When I was writing the blog about my time alone here a week or so ago, I quite forgot to mention a death. Deryk, our nearest and dearest neighbour, wanted Ricardo’s phone number which unfortunately I couldn’t find. He explained that there was a dead goat in the track opposite their gates. Ricardo, since his bump on the head, has become even less thorough in escorting his herd, preferring a more binoculars-and-vehicle approach to trying to locate his goats after they’ve been for their afternoon perambulation.
Last year we’d been to get some spring water and we came across this tender scene of a mother having very recently given birth. There appeared to be a difficulty with the baby getting milk, and it was weakly bleating a protest. Joe got out of the car and tried to express some milk from the exhausted mother’s teats, but she was dry as a bone. We then drove to Ricardo’s house and eventually found him in the village bar. He’d obviously seen it all before, and it was dusk before we saw his vehicle come along the track. It seemed our intervention counted for very little, or perhaps we were over-reacting?
Back to the saga of the dead goat. Over a few days I’d been noticing a small group of three chestnut brown goats as they hung around the track, grazing and sunning themselves before moving on. Then I heard their bells from the side of our hill and then they were gone again.
Finally – and very unusually given our isolated position – one sunny afternoon as I hung out the washing I had the uncanny feeling that I was being watched. I looked up and saw this cheeky little girl regarding me with some interest from her vantage point, her companions having presumably long since departed.

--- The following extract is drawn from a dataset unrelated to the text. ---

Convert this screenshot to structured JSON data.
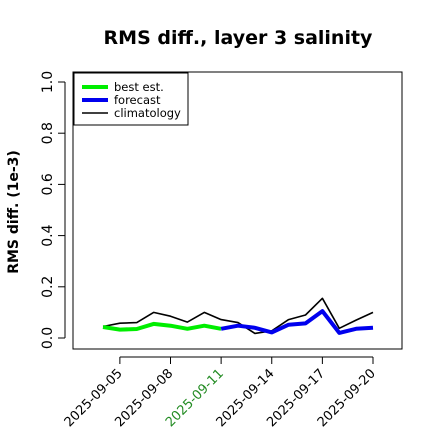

The day before Joe went back to the UK, a frantic little white goat had somehow got herself onto our land, and was running up and down our fence, magnetically attracted to a little kid who was doing the same along the side pathway. She became even more anxious when her kid decided to follow the rest of the herd down through the encinas and back home. We eventually managed to get her towards the front gates, but she then did a kamikaze leap downwards over the top of the metre and a half high fence.
So which of these three or four stray goats would be the candidate for the dead body? Several days after I spoke to Deryk, I got my answer. It was one of the lovely chestnut brown ones. The poor little love was lying there looking reasonably peaceful, with her back legs slightly nibbled. It didn’t surprise me that Ricardo hadn’t taken her away, although I’d seen him with his goats there the last two evenings. On my return from the coast five hours later a sorry sight greeted me. The flies were buzzing, and something much larger had managed to disembowel her and chew on her back legs. She was finally carted away; no doubt thrown to the dogs.
The other goat herder, Giraldo is a different kettle of fish. With his cap firmly on his head, stick in hand, he walks miles each day. We drove past him yesterday and almost didn’t see him. He was reclining against a rock watching his flock, ever vigilant, his three faithful Andalusian sheepdogs by his side. Here he is casually waving for the camera, with our hill in the background!
And I’m pleased to report that this little chap definitely managed to live to fight another day. We were driving along in the Nissan, having one of our many glad-to-be-alive-chats, when we spied this green thing – the first chameleon we’ve ever seen! It looked as though it was dancing, rocking forwards and backwards with front and back legs alternately raised. As if to say, “I’m not sure whether I should be crossing this road with that bloody great blue vehicle coming towards me”. But before it could make a decision, Joe had scooped it up, turned it round and it scurried off into the bushes. Ah, bless!